Formigas, cobras e lagartos
Jornal O Estado do Maranhão
Quem nunca ouviu falar de nepotismo? É aquele irresistível hábito de dar emprego aos queridos parentes, tão velho quanto o mundo e muito popular entre dirigentes brasileiros e de qualquer lugar do mundo. Se alguém convocasse todos os seus beneficiários a comparecerem simultaneamente a seus supostos locais de trabalho, haveria uma grande confusão sócio-burocrática.
Atendida a convocação ao trabalho, a ninguém causaria surpresa a visão de processos destruídos, ou usados em finalidades menos nobres, de cinzeiros arremessados pelas salas, de subordinados agredidos, de chefes ameaçados, de gritos, choros, ranger de dentes, tiros, pedradas, socos e pontapés.
É que, segundo estudos científicos com ratos, desses de laboratório, não os de duas pernas e muitos braços com longas mãos, o aumento da densidade da população de uma área, como aconteceria nesse caso, provoca o rápido aumento da agressividade dos indivíduos que a formam. Vejam o potencial desagregador dessa prática!
Pois bem. Um estudo publicado recentemente pela Universidade de Helsinque mostra que a proteção aos parentes não é exclusiva dos humanos. As formigas – isso mesmo – as formigas, insetos chamados de sociais pelos cientistas, como o são as abelhas e os cupins, adotam também esse comportamento, com a diferença óbvia de não precisarem dar explicações a ninguém.
O objeto da investigação foi a Formica fusca. Diferentemente da maioria das outras formigas, essas têm em seus formigueiros duas rainhas, que são as únicas a procriar, como acontece com a rainha única das demais espécies. Essa dualidade é prenúncio de intrigas na vassalagem, constituída de operárias, pois, como é notório desde Adão e Eva, não se pode servir a dois senhores, e menos ainda a duas senhoras, ao mesmo tempo.
Ciente disso, um grupo de operárias, ao perceber seu parentesco com uma das rainhas e entre elas mesmas, por meio de processos químicos em seus corpos, passou a reduzir a quantidade de alimentos das que não eram suas parentas e a da própria soberana “adversária”. Procuravam servir, agindo assim, tão-somente a uma senhora. Resultado: a maioria das novas formigas que chegavam à idade adulta eram filhas da rainha privilegiada, isto é eram próximas dela geneticamente e, claro, das outras do grupo.
Esse procedimento faz parte de um mecanismo de evolução das espécies, a seleção por parentesco. Por certo, deu origem ao antigo “primeiro os meus, depois Mateus”. A explicação de alguns estudiosos do fenômeno é de que a luta de cada indivíduo pela sobrevivência é equivalente à luta para passar adiante seus genes. Se tal ocorrer de fato, então privilegiar os parentes seria uma forma de garantir a transmissão da herança genética às gerações seguintes.
Mas, não se pense que apenas as formigas comportam-se como nós, quando o interesse próprio está em jogo. Lagartos da Califórnia, de um tipo com o nome científico de Uta stansburiana, revelaram-se mais interesseiros do que as operárias, a ser correto um estudo da Universidade da Califórnia.

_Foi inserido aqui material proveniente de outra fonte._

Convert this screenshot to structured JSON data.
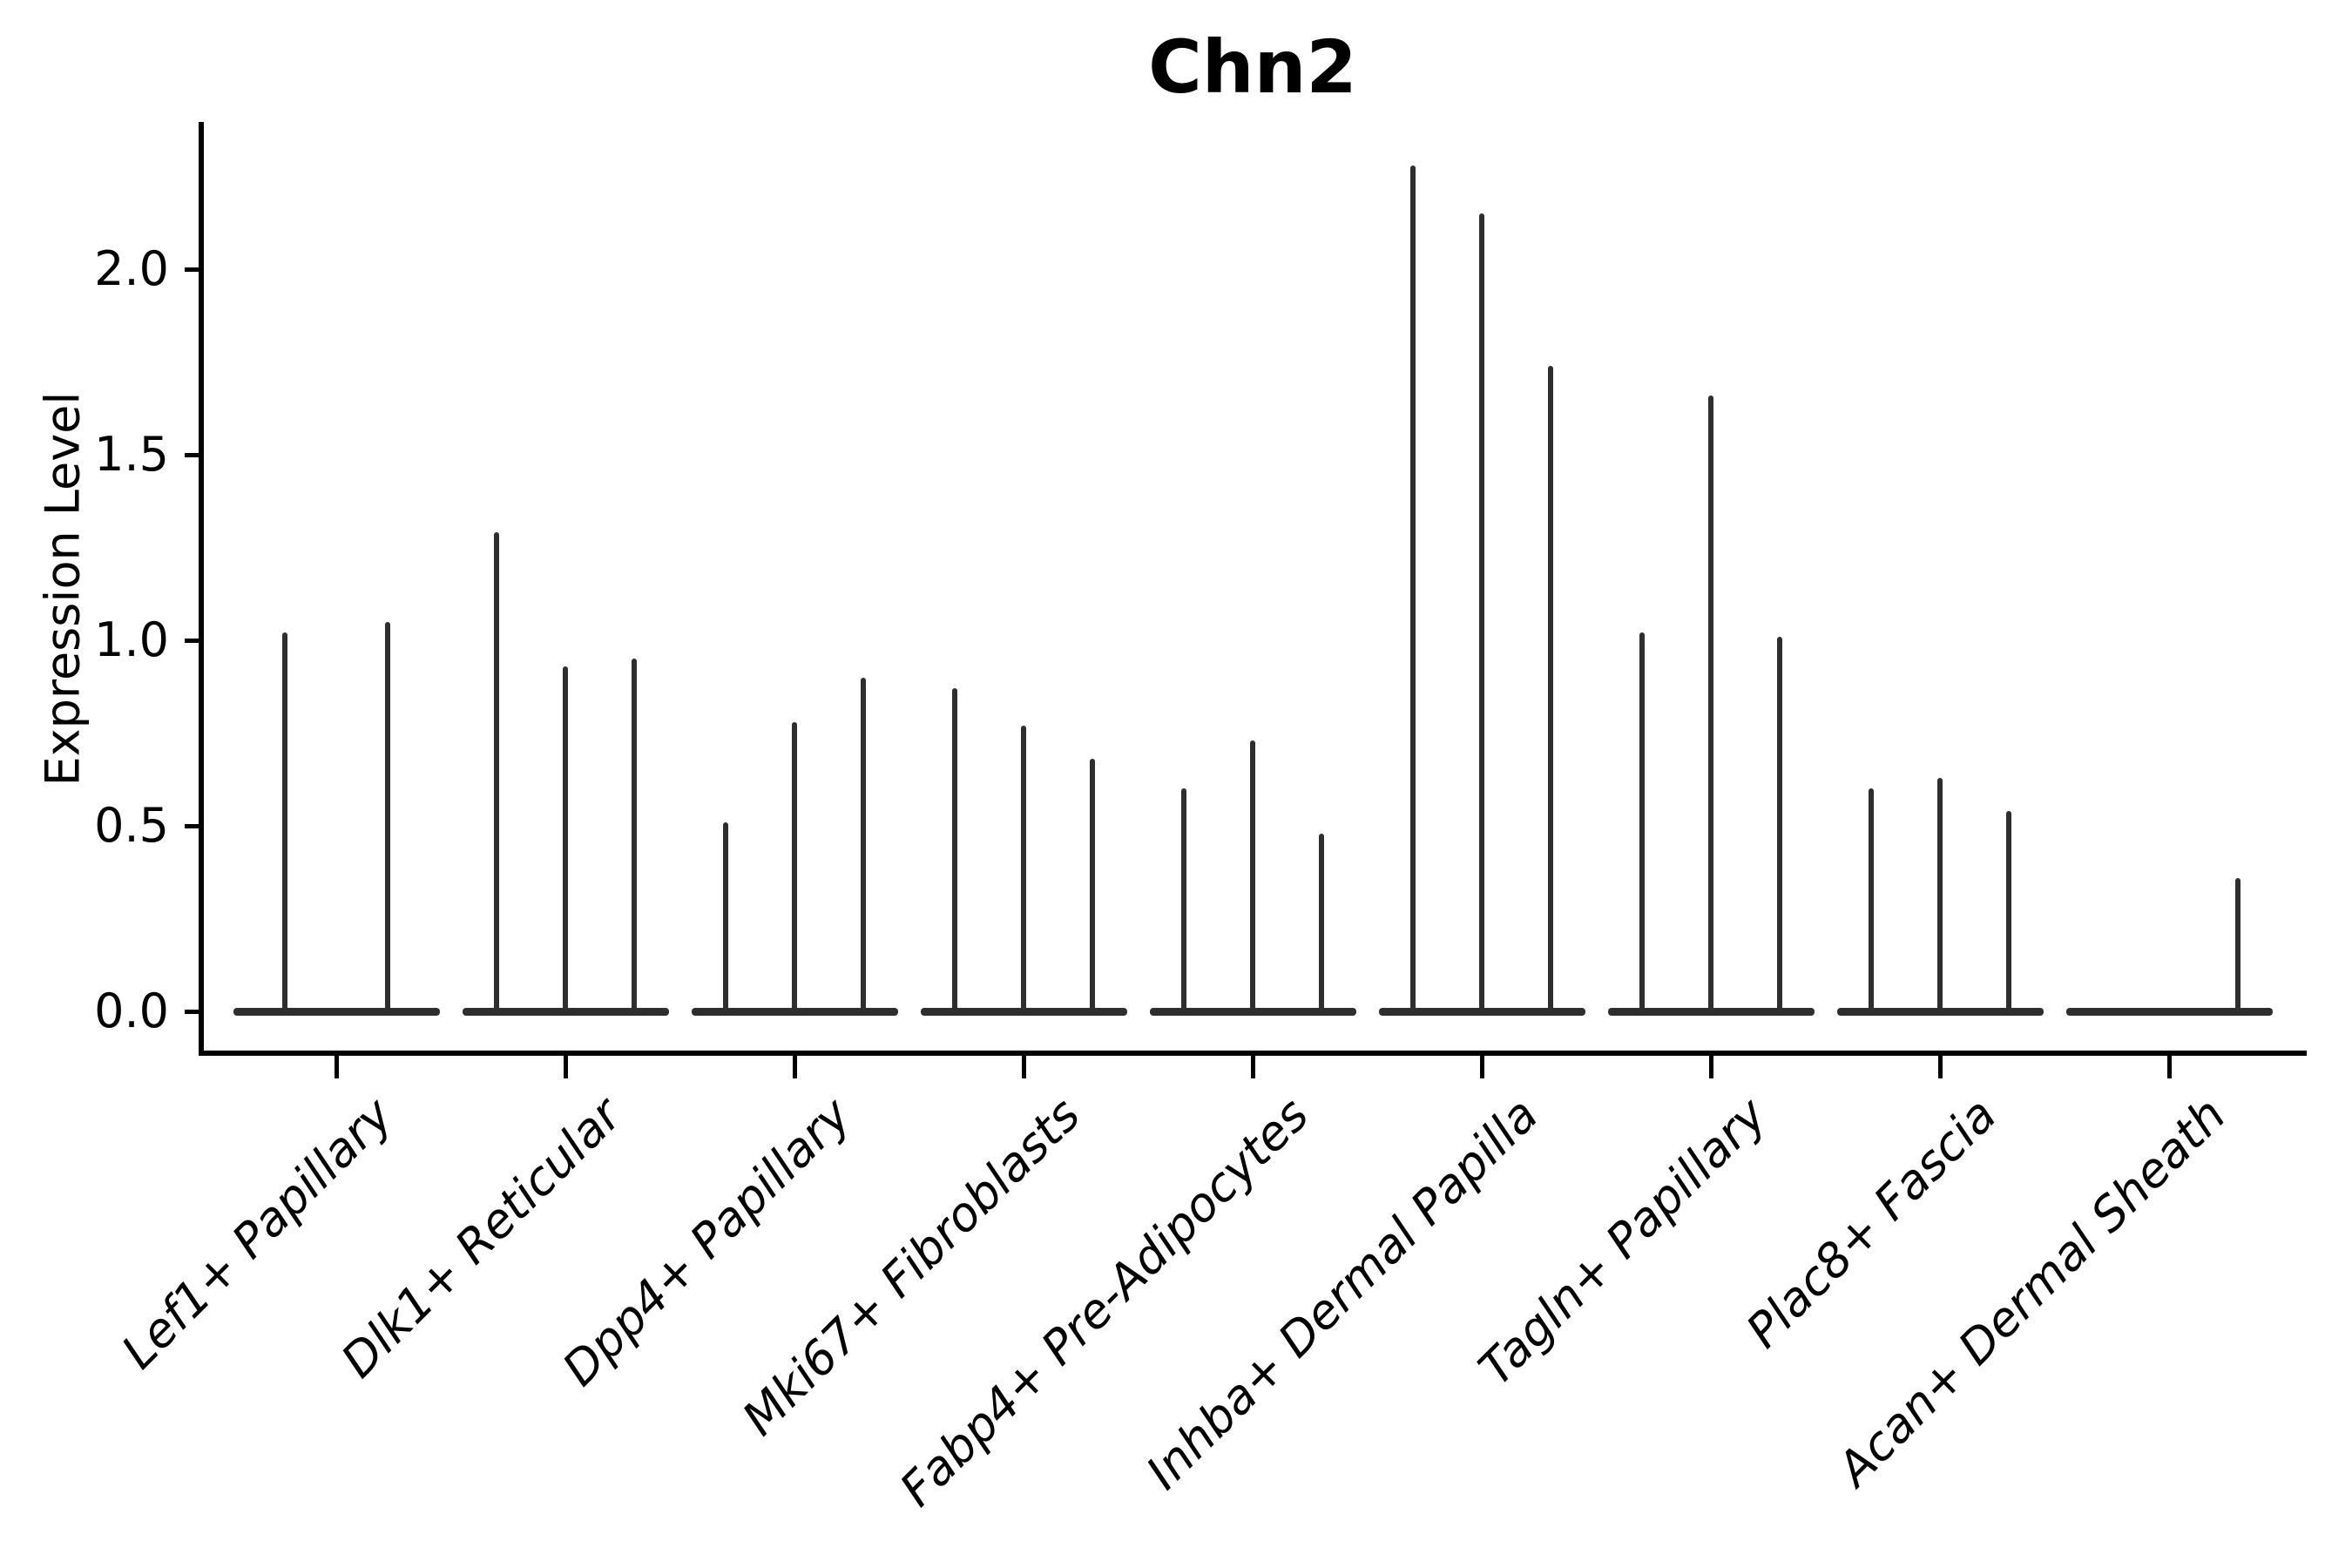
{
  "chart_data": {
    "type": "violin",
    "title": "Chn2",
    "xlabel": "",
    "ylabel": "Expression Level",
    "categories": [
      "Lef1+ Papillary",
      "Dlk1+ Reticular",
      "Dpp4+ Papillary",
      "Mki67+ Fibroblasts",
      "Fabp4+ Pre-Adipocytes",
      "Inhba+ Dermal Papilla",
      "Tagln+ Papillary",
      "Plac8+ Fascia",
      "Acan+ Dermal Sheath"
    ],
    "groups": [
      {
        "label": "Lef1+ Papillary",
        "violin_maxima": [
          1.02,
          1.05
        ]
      },
      {
        "label": "Dlk1+ Reticular",
        "violin_maxima": [
          1.29,
          0.93,
          0.95
        ]
      },
      {
        "label": "Dpp4+ Papillary",
        "violin_maxima": [
          0.51,
          0.78,
          0.9
        ]
      },
      {
        "label": "Mki67+ Fibroblasts",
        "violin_maxima": [
          0.87,
          0.77,
          0.68
        ]
      },
      {
        "label": "Fabp4+ Pre-Adipocytes",
        "violin_maxima": [
          0.6,
          0.73,
          0.48
        ]
      },
      {
        "label": "Inhba+ Dermal Papilla",
        "violin_maxima": [
          2.28,
          2.15,
          1.74
        ]
      },
      {
        "label": "Tagln+ Papillary",
        "violin_maxima": [
          1.02,
          1.66,
          1.01
        ]
      },
      {
        "label": "Plac8+ Fascia",
        "violin_maxima": [
          0.6,
          0.63,
          0.54
        ]
      },
      {
        "label": "Acan+ Dermal Sheath",
        "violin_maxima": [
          0.0,
          0.0,
          0.36
        ]
      }
    ],
    "ytick_labels": [
      "0.0",
      "0.5",
      "1.0",
      "1.5",
      "2.0"
    ],
    "ytick_values": [
      0.0,
      0.5,
      1.0,
      1.5,
      2.0
    ],
    "ylim": [
      -0.11,
      2.39
    ],
    "grid": false,
    "legend": "none",
    "violin_color": "#2e2e2e",
    "axis_color": "#000000"
  }
}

Reparem. As fêmeas da espécie mudam-se sistematicamente para o território dos machos menores, antes considerados babacas, tão logo eles se tornam “proprietários” de melhores áreas. Melhores aí quer dizer locais com mais rochas. Estas permitem aos seus “donos” regular a temperatura do corpo bem como evitar os predadores. As cobras, por exemplo, comilonas de lagartos, aparecem mais nos terrenos com uma quantidade menor de rochas. Conflito de cobras e lagartos.
Fica evidente, assim, serem essas condutas inatas nos seres vivos. Eliminá-las seria contrariar a natureza. Há melhores formas, porém, de lidar com elas. Quanto ao nepotismo, seguindo inversamente a moda atual de cotas mínimas para as minorias, uma cota máxima de nomeação de parentes poderia ser estabelecida. Teríamos algo como um parentômetro. Pelo menos haveria um limite conhecido ao emprego de parentes. O remédio para o outro caso, de cobiça material, está na consulta ao novo código civil brasileiro.